John Pratt, 54, who owns a service that supplies temporary industrial workers in Los Angeles, was less concerned about his long-term personal investments than about his business. "If the market hasn't recovered by the time I'm ready to go off into the sunset," he says, "this country is really in trouble. But I suspect that we could see a 10% to 20% drop in demand for our temporary labor as firms start to tighten up."

Owners of new businesses felt the pressure last week as well. Renee Ickson Young, 27, opened her own public relations firm in Manhattan last year. When she heard the news of last Monday's mayhem, she realized that she would have to adjust her business plan. "In a crunch," she says, "the extras are the first things to go at a company, and public relations is considered an extra." Until last week, Jo Ann Coogan, 30, of Dearborn, Mich., was planning to open a small brokerage. But her start-up money was heavily invested in the stock market. "I'm numb," she says. "All of a sudden you see how all of your life is affected by something like this."

Millions of Americans were concerned about what the market decline could do to their profit-sharing, pension and retirement plans. Some people have their Individual Retirement Accounts, for example, heavily invested in the stock market. Of the $1.4 trillion held by the nation's pension funds, roughly half was in stocks before last week. Retirees who are already collecting pension payments under defined-benefit plans are in no danger because of federal pension-insurance guarantees. Nonetheless, most pension funds have taken a beating over the past three months. A firm that finds its pension plan underfunded might have to dip into earnings or borrow from outside sources to meet its fixed obligations in the short term. Since pensions are based on salary scales, companies may choose to hold down wage increases to lower pension costs. Over the longer term, if the market stays depressed and squeezes earnings, many firms might be forced to reduce benefits for future retirees, postpone new investment or even cut their staff to restore solvency.

At least some workers felt an immediate impact on their retirement prospects. In Wisconsin the State Employees Pension Fund suffered an estimated 20% loss in market value for the week.
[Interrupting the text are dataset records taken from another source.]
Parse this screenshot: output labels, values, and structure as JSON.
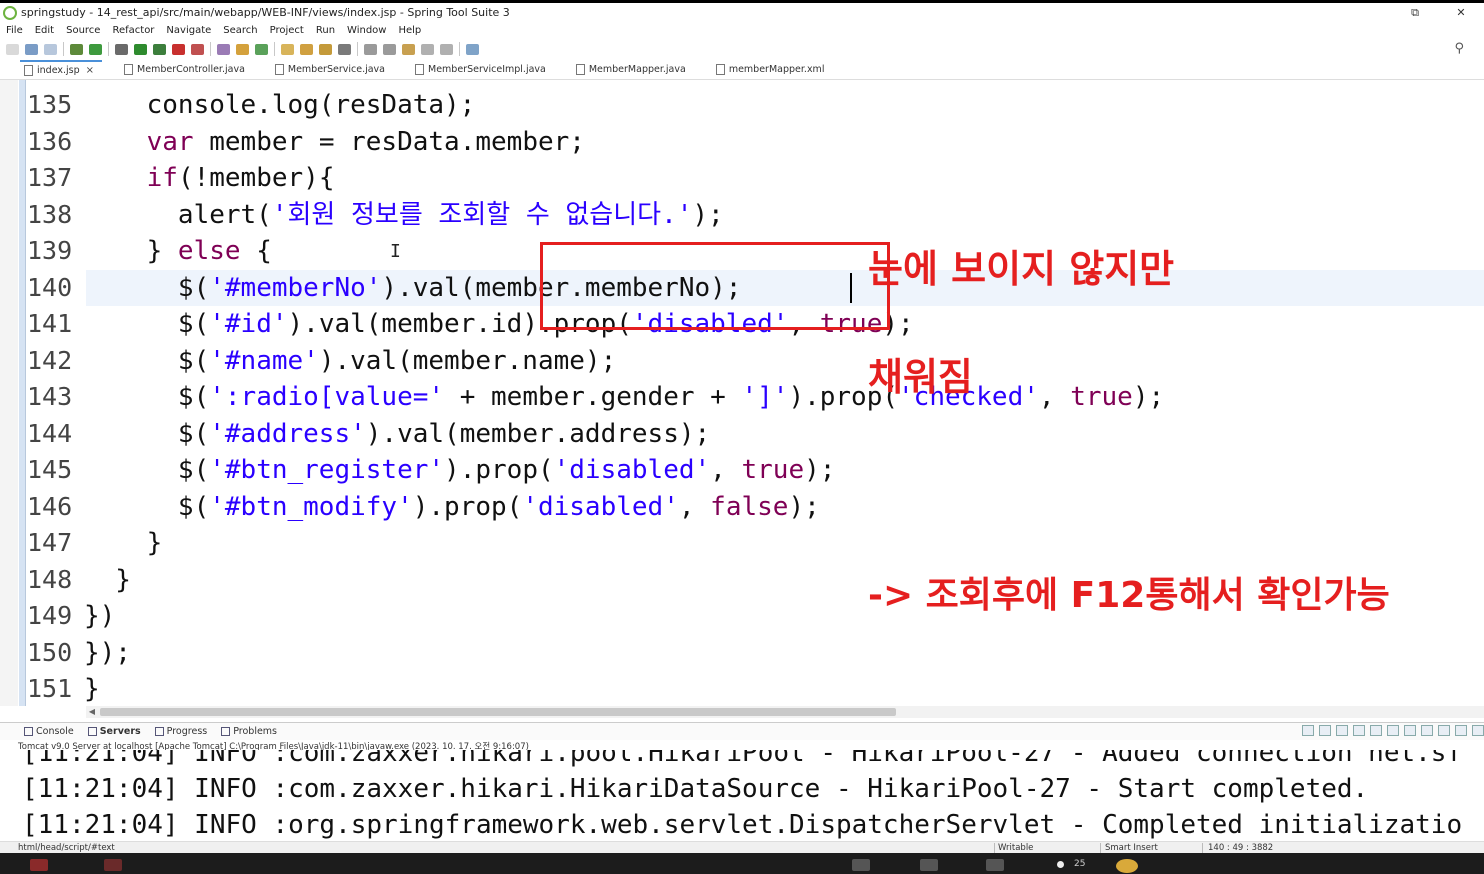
{
  "window": {
    "title": "springstudy - 14_rest_api/src/main/webapp/WEB-INF/views/index.jsp - Spring Tool Suite 3",
    "restore_glyph": "⧉",
    "close_glyph": "✕"
  },
  "menu": [
    "File",
    "Edit",
    "Source",
    "Refactor",
    "Navigate",
    "Search",
    "Project",
    "Run",
    "Window",
    "Help"
  ],
  "editor_tabs": [
    {
      "label": "index.jsp",
      "close": "×"
    },
    {
      "label": "MemberController.java"
    },
    {
      "label": "MemberService.java"
    },
    {
      "label": "MemberServiceImpl.java"
    },
    {
      "label": "MemberMapper.java"
    },
    {
      "label": "memberMapper.xml"
    }
  ],
  "code_lines": [
    {
      "num": "135",
      "code": "    console.log(resData);"
    },
    {
      "num": "136",
      "code": "    var member = resData.member;"
    },
    {
      "num": "137",
      "code": "    if(!member){"
    },
    {
      "num": "138",
      "code": "      alert('회원 정보를 조회할 수 없습니다.');"
    },
    {
      "num": "139",
      "code": "    } else {"
    },
    {
      "num": "140",
      "code": "      $('#memberNo').val(member.memberNo);"
    },
    {
      "num": "141",
      "code": "      $('#id').val(member.id).prop('disabled', true);"
    },
    {
      "num": "142",
      "code": "      $('#name').val(member.name);"
    },
    {
      "num": "143",
      "code": "      $(':radio[value=' + member.gender + ']').prop('checked', true);"
    },
    {
      "num": "144",
      "code": "      $('#address').val(member.address);"
    },
    {
      "num": "145",
      "code": "      $('#btn_register').prop('disabled', true);"
    },
    {
      "num": "146",
      "code": "      $('#btn_modify').prop('disabled', false);"
    },
    {
      "num": "147",
      "code": "    }"
    },
    {
      "num": "148",
      "code": "  }"
    },
    {
      "num": "149",
      "code": "})"
    },
    {
      "num": "150",
      "code": "});"
    },
    {
      "num": "151",
      "code": "}"
    }
  ],
  "annotations": {
    "a1": "눈에 보이지 않지만",
    "a2": "채워짐",
    "a3": "-> 조회후에 F12통해서 확인가능"
  },
  "console": {
    "tabs": [
      "Console",
      "Servers",
      "Progress",
      "Problems"
    ],
    "description": "Tomcat v9.0 Server at localhost [Apache Tomcat] C:\\Program Files\\Java\\jdk-11\\bin\\javaw.exe  (2023. 10. 17. 오전 9:16:07)",
    "lines": [
      "[11:21:04] INFO :com.zaxxer.hikari.pool.HikariPool - HikariPool-27 - Added connection net.sf",
      "[11:21:04] INFO :com.zaxxer.hikari.HikariDataSource - HikariPool-27 - Start completed.",
      "[11:21:04] INFO :org.springframework.web.servlet.DispatcherServlet - Completed initializatio"
    ]
  },
  "status": {
    "path": "html/head/script/#text",
    "writable": "Writable",
    "insert_mode": "Smart Insert",
    "position": "140 : 49 : 3882"
  },
  "taskbar": {
    "count": "25"
  },
  "colors": {
    "annotation_red": "#e51f1f",
    "keyword": "#7f0055",
    "string": "#2a00ff",
    "active_tab": "#4a90d9"
  }
}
That decline caused some legislators to question whether the state could afford a proposed early-retirement bill that would have allowed some workers to start collecting their pensions at 55 rather than 62.

For retired people who supplement their Social Security with income from investments, the market had seemed a fairly benign environment in which to nurture a nest egg. But no longer. In Billings, Mont., Broker Ronald Scariano was besieged by calls from elderly clients. Some wanted to sell as the market slid downward, but Scariano held them off. "As long as they know that General Motors will keep paying dividends, they're O.K.," he said.

While younger investors can afford to ride out the market and avoid taking a loss until they sell their stock, some older shareholders do not have that flexibility. "At my age," says Don Fuchs, 64, a fund raiser for a Pasadena, Calif., medical research institution, "I don't have time to recoup if I take losses." He thinks back to August, when the Dow hit 2700 and he thought about selling. "But due to inertia and no feeling of urgency, I didn't." He suffered a paper loss of about $75,000.

Some people escaped in time. "It just seemed like the stock market was getting out of hand," says Peggy Anderson, whose husband John recently retired from his job as a pilot for United Airlines. The McHenry, Ill., couple live off the income from his pension, Social Security and investments, and were thankful to have sold most of their stock holdings before last week's plunge. "It was just a matter of how far it would go before it tumbled."

By and large, investors and non-investors alike emerged chastened and a bit more cautious than they had been before. Though some were eager to get back into the stock market to hunt for bargains, many decided to watch their spending more carefully and increase savings. That will weaken the economy in the short run, but it may produce at least one positive side effect. The newfound prudence could ultimately prove a benefit to a country that for years has been dangerously overborrowing and overspending.